Полная версия
Учительская монстра
Я чувствовал, как мои шаги гулко отдаются по мраморному полу, но будто не касался земли. Словно проваливался в каждый следующий шаг.
Она знала.
Она всё знала.
Она не просто не сошла с ума, она меня… Переиграла?
Нет.
Это невозможно.
Это смешно даже, она? Амелия? Эта тишайшая девочка в кружевной ночной рубашке, которая даже смотреть в глаза не умела без того, чтобы покраснеть?
Я сжал кулак, пальцы хрустнули. Прошёл мимо Ральфа, как мимо мебели. Он что-то сказал мне в спину, как обычно, с усмешкой, с этим своим театральным «ну что, племянничек».
Я не ответил. Не мог. Я должен был всё просчитать. Я всё всегда просчитываю. Всех. Но не её.
Когда дверь моего кабинета закрылась за мной, я сделал пару шагов и… Замер…Воздух показался тяжёлым. Я повернулся, сел в кресло, облокотился локтями на стол и опустил голову в ладони.
Что это было?
Показуха? Случайность? Помощь извне?
Или…
Я резко выдохнул, будто попытался выбить дурную мысль из себя:
– Она не могла всё спланировать. Не могла…
Но внутри… Внутри что-то почти восторженно шептало:
А вдруг могла?
И вдруг – я улыбнулся. Почти неосознанно. Как будто в груди расправились крылья, и в том, что я проиграл – была какая-то… Живая искра.
Первая за долгое время.
Чёрт возьми.
Я не услышал, как открылась дверь. Ральф никогда не стучал.
– Ты дашь мне хоть сесть или собираешься испепелить взглядом воздух дальше?
Я поднял голову, но не откинулся на спинку.
Он сам взял кресло напротив, развалился в нём, как на курорте. Всё тот же вальяжный хищник в костюме от Тома Форда.
– Я бы спросил, как ты, – начал он, – Но лицо у тебя как у человека, которого переиграли в его же доме. Ах, да… Именно это и произошло.
Я не ответил.
Промолчал, долго, тщательно собирая слова, но даже они расползались в руках.

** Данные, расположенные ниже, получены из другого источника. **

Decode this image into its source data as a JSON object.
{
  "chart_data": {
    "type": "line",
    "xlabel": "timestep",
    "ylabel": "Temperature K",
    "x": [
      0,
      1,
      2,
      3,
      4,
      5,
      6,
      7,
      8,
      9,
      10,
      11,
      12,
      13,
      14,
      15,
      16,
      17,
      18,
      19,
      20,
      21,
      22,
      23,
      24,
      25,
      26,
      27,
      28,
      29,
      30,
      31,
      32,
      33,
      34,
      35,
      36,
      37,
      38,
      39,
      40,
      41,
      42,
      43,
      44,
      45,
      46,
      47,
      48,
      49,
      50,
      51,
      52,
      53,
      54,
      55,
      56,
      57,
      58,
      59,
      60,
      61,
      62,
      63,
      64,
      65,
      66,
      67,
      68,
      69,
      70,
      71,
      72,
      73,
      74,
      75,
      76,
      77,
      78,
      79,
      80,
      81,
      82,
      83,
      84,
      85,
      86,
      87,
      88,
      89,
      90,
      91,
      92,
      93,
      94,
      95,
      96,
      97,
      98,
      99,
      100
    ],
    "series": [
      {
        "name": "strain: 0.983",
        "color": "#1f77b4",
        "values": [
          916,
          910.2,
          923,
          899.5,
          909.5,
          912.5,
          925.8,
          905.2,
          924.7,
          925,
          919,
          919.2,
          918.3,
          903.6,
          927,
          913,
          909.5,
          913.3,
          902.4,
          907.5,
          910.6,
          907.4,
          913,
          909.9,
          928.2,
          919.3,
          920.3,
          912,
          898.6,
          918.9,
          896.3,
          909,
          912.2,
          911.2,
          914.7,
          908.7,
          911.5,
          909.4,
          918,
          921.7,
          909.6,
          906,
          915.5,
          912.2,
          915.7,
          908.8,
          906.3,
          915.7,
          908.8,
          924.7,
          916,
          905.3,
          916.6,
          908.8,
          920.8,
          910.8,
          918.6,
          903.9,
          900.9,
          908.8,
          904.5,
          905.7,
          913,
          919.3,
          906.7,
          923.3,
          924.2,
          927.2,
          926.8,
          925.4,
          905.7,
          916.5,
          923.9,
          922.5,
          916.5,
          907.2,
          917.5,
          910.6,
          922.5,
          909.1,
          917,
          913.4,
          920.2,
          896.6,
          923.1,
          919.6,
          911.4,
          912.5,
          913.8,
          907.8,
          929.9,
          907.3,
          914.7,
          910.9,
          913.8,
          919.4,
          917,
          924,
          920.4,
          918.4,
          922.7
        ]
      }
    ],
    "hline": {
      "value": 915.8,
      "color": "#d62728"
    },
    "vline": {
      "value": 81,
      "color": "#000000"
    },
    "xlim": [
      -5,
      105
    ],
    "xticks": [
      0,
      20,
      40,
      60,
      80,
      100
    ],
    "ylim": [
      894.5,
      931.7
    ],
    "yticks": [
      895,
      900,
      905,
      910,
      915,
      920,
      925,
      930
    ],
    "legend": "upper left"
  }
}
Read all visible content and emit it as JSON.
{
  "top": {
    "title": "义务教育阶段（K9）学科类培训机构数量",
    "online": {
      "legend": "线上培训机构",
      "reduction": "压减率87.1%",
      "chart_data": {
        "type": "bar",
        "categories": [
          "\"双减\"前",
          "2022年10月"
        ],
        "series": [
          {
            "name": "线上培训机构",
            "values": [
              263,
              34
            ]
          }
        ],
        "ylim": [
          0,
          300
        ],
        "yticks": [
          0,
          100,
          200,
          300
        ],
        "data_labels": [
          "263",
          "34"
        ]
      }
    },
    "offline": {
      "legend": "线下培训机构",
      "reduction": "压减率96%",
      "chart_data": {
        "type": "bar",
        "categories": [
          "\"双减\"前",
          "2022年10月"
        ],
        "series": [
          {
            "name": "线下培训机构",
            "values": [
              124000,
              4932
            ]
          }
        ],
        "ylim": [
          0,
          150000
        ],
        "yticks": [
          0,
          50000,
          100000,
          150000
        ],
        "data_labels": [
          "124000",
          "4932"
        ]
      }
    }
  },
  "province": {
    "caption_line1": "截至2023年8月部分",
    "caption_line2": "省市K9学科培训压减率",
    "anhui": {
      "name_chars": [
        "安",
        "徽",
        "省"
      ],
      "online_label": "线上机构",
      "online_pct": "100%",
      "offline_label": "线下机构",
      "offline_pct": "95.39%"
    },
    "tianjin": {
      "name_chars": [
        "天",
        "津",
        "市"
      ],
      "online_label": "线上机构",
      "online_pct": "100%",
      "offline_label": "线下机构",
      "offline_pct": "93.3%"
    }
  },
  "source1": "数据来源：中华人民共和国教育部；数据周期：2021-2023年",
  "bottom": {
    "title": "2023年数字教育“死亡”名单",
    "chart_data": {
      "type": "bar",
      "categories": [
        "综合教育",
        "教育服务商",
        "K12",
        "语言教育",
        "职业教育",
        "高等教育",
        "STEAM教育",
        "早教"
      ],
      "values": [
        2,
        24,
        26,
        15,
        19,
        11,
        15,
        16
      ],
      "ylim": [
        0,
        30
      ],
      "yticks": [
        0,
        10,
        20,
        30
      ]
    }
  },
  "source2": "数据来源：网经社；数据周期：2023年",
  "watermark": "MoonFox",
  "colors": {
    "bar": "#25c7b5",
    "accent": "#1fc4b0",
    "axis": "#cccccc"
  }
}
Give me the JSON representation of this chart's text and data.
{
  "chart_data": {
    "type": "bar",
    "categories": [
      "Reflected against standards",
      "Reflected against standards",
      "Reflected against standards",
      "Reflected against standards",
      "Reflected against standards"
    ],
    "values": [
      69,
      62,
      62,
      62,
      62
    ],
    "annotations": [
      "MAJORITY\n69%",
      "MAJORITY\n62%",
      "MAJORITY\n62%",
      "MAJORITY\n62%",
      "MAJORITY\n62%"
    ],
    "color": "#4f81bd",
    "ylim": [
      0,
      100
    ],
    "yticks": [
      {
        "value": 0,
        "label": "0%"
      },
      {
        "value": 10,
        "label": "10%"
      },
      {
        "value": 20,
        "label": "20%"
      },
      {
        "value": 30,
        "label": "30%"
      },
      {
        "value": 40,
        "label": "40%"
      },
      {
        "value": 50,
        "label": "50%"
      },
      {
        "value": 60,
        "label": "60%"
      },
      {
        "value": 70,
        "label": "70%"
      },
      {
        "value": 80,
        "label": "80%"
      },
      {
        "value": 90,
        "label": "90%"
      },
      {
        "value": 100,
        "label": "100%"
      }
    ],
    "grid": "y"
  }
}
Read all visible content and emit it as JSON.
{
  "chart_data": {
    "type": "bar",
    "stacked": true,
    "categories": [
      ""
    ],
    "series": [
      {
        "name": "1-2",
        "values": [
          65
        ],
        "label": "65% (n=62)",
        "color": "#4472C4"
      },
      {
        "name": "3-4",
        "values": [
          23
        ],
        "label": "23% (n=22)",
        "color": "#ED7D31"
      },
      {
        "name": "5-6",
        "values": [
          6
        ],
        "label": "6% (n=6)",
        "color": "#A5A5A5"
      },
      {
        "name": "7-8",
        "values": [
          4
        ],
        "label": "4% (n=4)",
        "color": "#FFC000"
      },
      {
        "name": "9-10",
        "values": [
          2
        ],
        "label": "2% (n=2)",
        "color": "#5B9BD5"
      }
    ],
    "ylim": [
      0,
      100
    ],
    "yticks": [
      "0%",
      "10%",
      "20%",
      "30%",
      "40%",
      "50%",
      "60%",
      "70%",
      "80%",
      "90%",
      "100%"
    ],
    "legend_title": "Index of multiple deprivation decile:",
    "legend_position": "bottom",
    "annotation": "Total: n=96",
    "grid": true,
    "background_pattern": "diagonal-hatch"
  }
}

– Ты подставил её под игру, – продолжил он. – А она переиграла всех. Даже тебя.
– Я не играю, – отрезал я, хрипло.
– Тогда жаль. Потому что ты проиграл так, как проигрывают только те, кто не умеет признавать, что уже участвуют.
Я медленно встал, подошёл к бару у стены, налил себе виски, не предложив ему.
Он не обиделся.
Он наслаждался моментом.
– Ты ведь не только зол, – сказал он спокойно. – Ты восхищён.
Я повернулся к нему.
– Не смеши меня.
– О, Крис, – он усмехнулся и склонил голову, – Я знал, что тебя пробьёт не классическая блондинка с искусственными бедрами, а маленькая девочка с глазами оленёнка, которая, оказывается, умеет ставить шах и мат. В ней столько света, что ты пытался его задушить просто потому, что не знал, что с ним делать. И теперь она им светит прямо тебе в лицо.
Я не сдержал раздражения:
– Ты хочешь сказать, я должен восхищаться тем, чтоона устроила спектакль, чтобы спастись?
– Нет. Я хочу сказать, ты восхищаешься этим уже, и тебя бесит, что я это вижу.
Ральф встал, не спеша. Подошёл ближе, постучал пальцем по столу:
– Она не просто выжила. Она научилась ходить по льду, не проваливаясь, и теперь ты не можешь понять: бояться тебе её или… Восхищаться дальше.
Он уже был у двери, когда сказал, не оборачиваясь:
– Ты не боишься, что она безумна. Ты боишься, что она тебя разрушит… С ласковой улыбкой на лице.
Дядя уходил, а я оставался. С виски в руке, с тишиной в груди, и с голосом в голове, который шептал: если это и война – то это самая красивая угроза, что я видел.
Ральф был почти у самой двери, когда бросил фразу – лёгкую, как капелька яда в вине:
– Ты всегда недооценивал ферзей, особенно если они носили кружево вместо брони.
Я замер. Он уже взялся за ручку, но теперь я смотрел только в его спину, не отрываясь, как снайпер через прицел.
Он знал.
Он знал, что она была в белье в тот вечер, когда никто, кроме неё и меня, не должен был знать.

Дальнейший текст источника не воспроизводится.